Figure 1.
Outline of D-MIST Method for Predicting Protein Interactions by Learned Binding Profiles
Identification of domain-binding profiles begins by extracting the short sequence motifs from structural complexes that contain the domain of interest.
(A) In this example, RhoGAP-interacting motifs are extracted from two structural complexes (PDB ID 1AM4, 1TX4) where RhoGAP is bound to small G proteins.
(B) Protein interactions containing the RhoGAP domain were collected from four databases to form the learning set for the Gibbs sampling to generate the binding profiles (shown here as sequence logos [57]). The sampling step is biased towards motifs that are similar to those found in the structural dataset.

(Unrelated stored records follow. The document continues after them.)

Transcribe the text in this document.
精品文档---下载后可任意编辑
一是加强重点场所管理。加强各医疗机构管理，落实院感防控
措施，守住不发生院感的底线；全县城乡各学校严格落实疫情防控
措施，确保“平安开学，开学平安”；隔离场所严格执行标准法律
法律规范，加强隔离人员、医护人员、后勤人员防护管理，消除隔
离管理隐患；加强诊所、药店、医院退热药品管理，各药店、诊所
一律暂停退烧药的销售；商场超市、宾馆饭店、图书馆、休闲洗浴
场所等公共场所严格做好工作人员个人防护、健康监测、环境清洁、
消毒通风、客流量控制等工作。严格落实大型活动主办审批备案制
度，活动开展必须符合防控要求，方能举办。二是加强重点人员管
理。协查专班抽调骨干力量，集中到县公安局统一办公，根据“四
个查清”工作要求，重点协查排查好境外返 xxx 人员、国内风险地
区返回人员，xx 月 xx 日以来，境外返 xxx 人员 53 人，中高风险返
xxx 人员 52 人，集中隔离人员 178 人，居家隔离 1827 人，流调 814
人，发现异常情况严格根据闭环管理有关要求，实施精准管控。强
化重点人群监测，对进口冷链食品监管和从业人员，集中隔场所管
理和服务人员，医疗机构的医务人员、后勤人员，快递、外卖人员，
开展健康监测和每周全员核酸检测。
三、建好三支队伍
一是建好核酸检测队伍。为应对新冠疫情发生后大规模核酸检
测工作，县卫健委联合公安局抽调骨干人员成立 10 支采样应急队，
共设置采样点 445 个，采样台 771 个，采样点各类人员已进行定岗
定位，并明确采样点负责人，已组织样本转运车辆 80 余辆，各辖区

(C) The resulting PSSMs are used to predict interactions for proteins with RhoGAP domains, such as the human ARHGAP1. A subset of the predicted interactions is subsequently tested by two experimental methods.
Figure 2.
Predicted Interactions Verified by IP-MS
Immunoaffinity purification of bait proteins complexes followed by mass spectrometry identification of associated proteins confirmed 37 predicted interactions. Predictions between proteins that were both co-purified with the tagged bait protein (i.e., both proteins were prey) were not considered validated. Proteins are coloured according to their Gene Ontology biological process annotation.
Figure 3.
Predicted Interactions Confirmed by Experiments or by Previously Published Results in the Primary Literature
Interactions are coloured according to their verification source. Dashed red lines are predictions that were confirmed by IP-MS but not confirmed by IP-western; dashed green lines are predictions that failed experimental validation by IP-western.